Perhaps you are considering a Scottish Trust Deed because it is your very last option to avoid sequestration. Or maybe the pressure from creditors is becoming a strain and you want an Insolvency Practitioner to help you get the off your back once and for all. But maybe you belong to a select group of people who choose to use Scottish Trust Deeds in Scotland as a smart way to get a grip on their finances and write off debt.
There are many ways to write off debt in Scotland so why choose a Scottish Trust Deed to do it? Aren’t there any other options? Of course but they all have drawbacks, some of them serious.
Write off debt by negotiating with creditors yourself
No doubt you’ve experienced how unpleasant creditors can be. Because they deal with people every day wanting to write off debt they become cynical, bullying and often nasty as well. They see you as a number and do not care about your personal situation. If you negotiate with lenders to try and write off debt, be aware it may take months and reams of paperwork, you may be offered as little as a 10% reduction (that’s if they are willing to write off debt in the first place – some lenders won’t even discuss it with you). If they do agree to write off debt, you may need to generate large lump sums to make it happen, perhaps more than 60% of what you owe.
Scottish Trust Deeds on the other hand involve an Insolvency Practitioner (IP) negotiating on your behalf to secure a payment plan and write off debt you owe.

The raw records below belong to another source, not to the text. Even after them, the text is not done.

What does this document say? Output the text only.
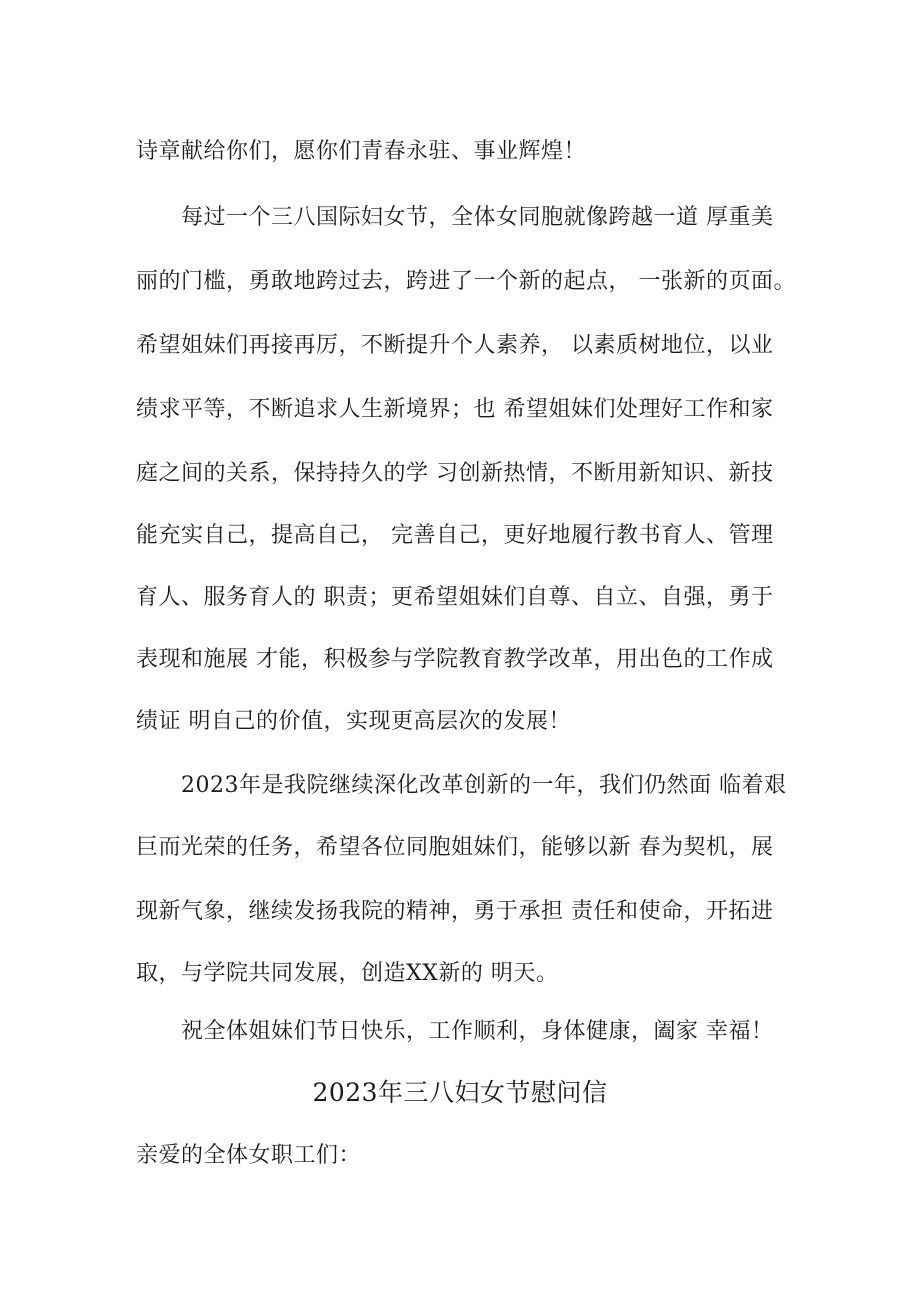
诗章献给你们，愿你们青春永驻、事业辉煌！
　　每过一个三八国际妇女节，全体女同胞就像跨越一道 厚重美
丽的门槛，勇敢地跨过去，跨进了一个新的起点， 一张新的页面。
希望姐妹们再接再厉，不断提升个人素养， 以素质树地位，以业
绩求平等，不断追求人生新境界；也 希望姐妹们处理好工作和家
庭之间的关系，保持持久的学 习创新热情，不断用新知识、新技
能充实自己，提高自己， 完善自己，更好地履行教书育人、管理
育人、服务育人的 职责；更希望姐妹们自尊、自立、自强，勇于
表现和施展 才能，积极参与学院教育教学改革，用出色的工作成
绩证 明自己的价值，实现更高层次的发展！
　　2023年是我院继续深化改革创新的一年，我们仍然面 临着艰
巨而光荣的任务，希望各位同胞姐妹们，能够以新 春为契机，展
现新气象，继续发扬我院的精神，勇于承担 责任和使命，开拓进
取，与学院共同发展，创造XX新的 明天。
　　祝全体姐妹们节日快乐，工作顺利，身体健康，阖家 幸福！
2023年三八妇女节慰问信
亲爱的全体女职工们：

Creditors often view an IP negotiating differently from when you do it because they know they are dealing with a professional who won’t be bullied or emotionally blackmailed. They also realise the IP has a greater knowledge of the law. Most major lenders know them and deal with them on a daily basis. An IP’s involvement is likely to result in a lender being willing to agree to write off debt on your account at the end of the Scottish Trust Deed term because they know the account will be professionally managed – and may even get higher percentage of debt written off than if you tried to negotiate yourself.
Write off debt with a debt management plan
That might sound contradictory, but many people start off with a debt management plan and then at a later date when they are in a healthier financial position ask their lenders to accept a full and final settlement and write off debt remaining on their accounts. There are three drawbacks to this.
It could take years before you are in a financial position healthy enough to generate enough cash to make full and final settlements. In the meantime you continue to scrimp and slog to pay off your debts with no light at the end of the tunnel and dealing with all the feelings of powerlessness than goes with the situation. In contrast, you have some power over the situation with a Scottish Trust Deed and you can see your end goal right from the start. You know it will last only three years and then the lenders will write off debt that remains on your account.
Second, It is quite common for lenders to agree to your plan and then not bother to abide by it. You’ll be working a debt management plan successfully for a few months only to have the lender pop up to ‘renegotiate’ or demand full payment. Or sometimes they refuse to write off debt on the basis you have been making your payments promptly every month and are not having any difficulty paying. Then they pressure you to increase the amount you are paying. With a Scottish Trust Deed, lenders agree to a set amount for three years and they cannot demand more out of the blue.
Third, your lenders may agree to lower their interest rates, but a large proportion of the debt you pay off will still be interest and it will continue to increase as time passes. With a Scottish Trust Deed, interest and charges are frozen at the start and you know at the end of the term your lender will write off debt that remains on your account.
Sequestration – the ultimate ‘write off debt’ plan?
Sequestration is a radical step - and possibly overkill - to write off debt. But it is not the ultimate ‘write off debt’ approach it is made out to be. For example, if you are in negative equity and there is nothing to release for creditors, you may get to keep you house but an IP still has the power to seize and sell your home for up to three years after if the value increases. Imagine sitting there watching television 18 months after your sequestration when the phone rings and it turns out to be the IP who dealt with your case requesting a revalue of your property. Yikes!
Are Scottish Trust Deeds Flexible?
Scottish Trust Deeds are a little more flexible. Yes, you have to give up the equity in your property, but you may be able to arrange for family to help out with a lump sum payment, which you can pay them back. For example, some parents want to make gifts to their children for inheritance tax purposes or perhaps they come into an inheritance and decide to help out their children. Your creditors must then write off debt that remains on your accounts and they can’t come back and take anything from you in the future.
While Scottish Trust Deeds are a big step for many people, they are often the best debt solution available if you want to write off debt in Scotland permanently without personally dealing creditors, increasing your debt through interest charges or having to take the drastic step of giving up everything you own to sequestration.